Le Figaro, Vienne, 3 mars – Un zeste de mauvaise volonté et beaucoup de bluff : pressé de toutes parts de renoncer à ses velléités nucléaires, l’Iran renâcle toujours à coopérer pleinement avec l’Agence internationale de l’énergie atomique (AIEA), qui, depuis deux ans, enquête sur un programme aux finalités civiles ou militaires mal établies.
En refusant une nouvelle visite du site militaire de Parchine aux inspecteurs de l’AIEA et en réaffirmant haut et fort vouloir reprendre ses activités d’enrichissement de l’uranium, Téhéran manifeste à nouveau son refus de céder aux pressions impérieuses de l’Union européenne et des Etats-Unis d’abandonner la maîtrise totale du cycle nucléaire. Au risque d’attiser le courroux de ses interlocuteurs occidentaux, déjà passablement échaudés par dix-huit mois de joutes diplomatiques.
Lundi, le directeur-général de l’AIEA, Mohammed ElBaradei, inaugurant la session de printemps du Conseil des gouverneurs, l’organe exécutif de l’agence, exhortait Téhéran à coopérer pleinement, afin de «boucler ce dossier au plus vite». C’est-à-dire avant le début de la conférence de révision du traité de non-prolifération en mai à New York, sur laquelle un désaveu dans l’affaire iranienne aurait un effet dévastateur.
Le dossier, pourtant, est loin d’être «bouclé». Mardi, Pierre Goldschmidt, directeur adjoint pour les garanties de l’AIEA, faisait le point des manquements iraniens vis-à-vis de leurs engagements au titre du traité de non-prolifération : Téhéran aurait tardé à informer l’agence de la construction de tunnels de stockage nucléaire sur le site d’Ispahan (centre), refusé de répondre aux questions sur un autre site suspect, Lavizan, aujourd’hui désaffecté, et continué la poursuite d’activités de conversion d’uranium jusqu’à la veille de la suspension de l’enrichissement, le 14 novembre dernier.
Plus grave, l’Iran poursuivrait, contre l’avis de l’ONU, la construction d’un réacteur à eau lourde, capable de produire du plutonium, et donc «potentiellement proliférant».
Officiellement, l’agence de Vienne, en charge de la non-prolifération nucléaire, continue «d’affiner sa connaissance» d’un programme clandestin vieux de 18 ans, et dont les liens avec la filière du professeur Abdul Qadir Khan, le «Docteur Folamour» pakistanais, restent obscurs.

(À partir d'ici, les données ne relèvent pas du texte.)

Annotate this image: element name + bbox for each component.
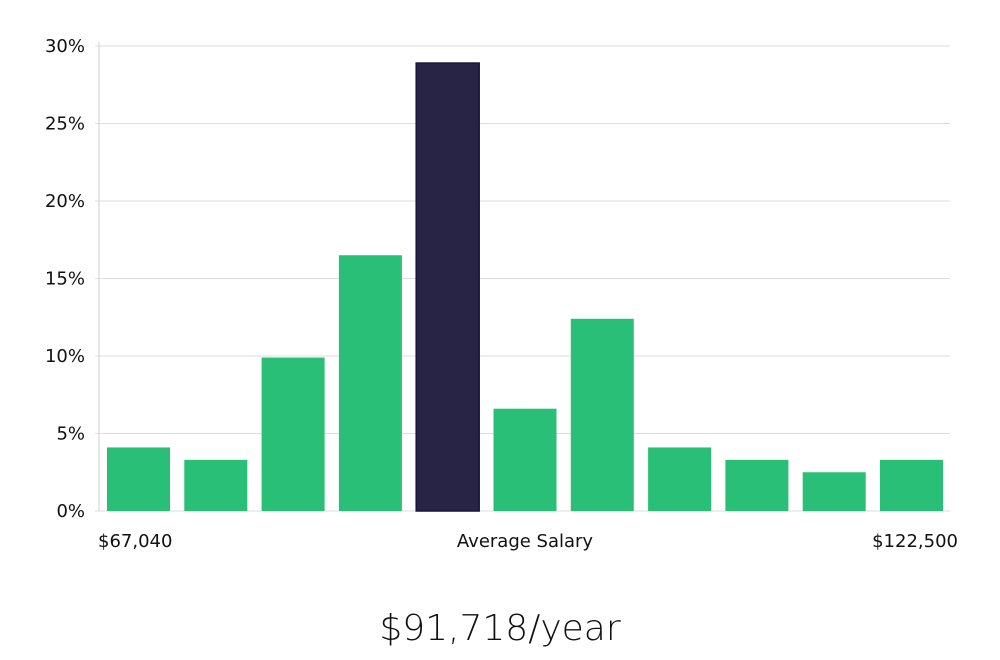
y-tick-label: 0% [56, 501, 85, 522]
x-axis-labels: $67,040 Average Salary $122,500 [98, 531, 958, 552]
bar [184, 459, 248, 511]
bar [880, 459, 943, 511]
bar [570, 318, 634, 511]
y-tick-label: 15% [45, 269, 85, 290]
bar [107, 447, 170, 511]
y-tick-label: 25% [45, 114, 85, 135]
bar [493, 408, 557, 511]
bar [338, 255, 402, 511]
y-tick-label: 5% [56, 424, 85, 445]
bars [107, 62, 943, 512]
x-label-max-salary: $122,500 [872, 531, 958, 552]
bar [648, 447, 712, 511]
bar [802, 472, 866, 511]
bar-average-salary [415, 62, 480, 512]
bar [725, 459, 789, 511]
x-label-average-salary: Average Salary [457, 531, 594, 552]
y-tick-label: 10% [45, 346, 85, 367]
x-label-min-salary: $67,040 [98, 531, 172, 552]
y-tick-label: 30% [45, 36, 85, 57]
average-salary-value: $91,718/year [379, 608, 621, 649]
y-tick-label: 20% [45, 191, 85, 212]
y-axis-ticks: 0% 5% 10% 15% 20% 25% 30% [45, 36, 85, 522]
bar [261, 357, 325, 511]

«Le programme nucléaire iranien ressemble à un vaste puzzle que l’agence s’efforce d’assembler depuis deux ans, note Mark Gwozdecky, porte-parole de l’AIEA. Nous avons une image presque complète de l’ensemble, même s’il reste quelques failles.»
Pour autant, la ligne de conduite affichée par Téhéran reste extrêmement préoccupante. Si rien ne l’oblige à autoriser une deuxième visite du site de Parchine, puisque sa nature militaire l’exclut des accords d’inspection, ce refus d’obtempérer ne peut qu’alimenter les soupçons à son encontre. Les analyses d’échantillons prélevés lors de la première visite, le 7 janvier, n’ont pas encore livré leur verdict quant à l’existence d’éventuelles activités litigieuses.
En outre, l’Iran se livre à une surenchère en matière de besoins énergétiques, justification essentielle pour la maîtrise totale du cycle nucléaire : alors que les prévisions tablaient sur l’érection de sept centrales de 1 000 mégawatts d’ici à 2020, Téhéran a décidé le 13 février de porter ce total à 20 000 mégawatts, soit vingt centrales nucléaires.
Des ambitions incompréhensibles pour les experts occidentaux, dans la mesure où l’Iran, riche en réserves de pétrole et de gaz, ne disposerait pas d’une économie capable d’absorber une telle production d’électricité.
«Nous voulons mener une production de combustible [… »> et pouvons nous arranger pour fournir des garanties crédibles à la communauté internationale que rien ne sera détourné» à des fins militaires, a déclaré Cyrus Nasseri, chef de la délégation iranienne à l’AIEA.
Face à cette impasse, la solution pourrait venir paradoxalement des Etats-Unis, jusque-là résolus à traîner Téhéran devant le Conseil de sécurité. Washington serait sur le point de se joindre à la démarche européenne, en offrant à l’Iran son entrée à l’Organisation mondiale du commerce (OMC), entre autres incitations, en échange d’un renoncement à l’arme nucléaire. C’est ce que laissait entendre hier la secrétaire d’Etat Condoleezza Rice, évoquant une «stratégie commune» en cours d’élaboration avec l’Union européenne.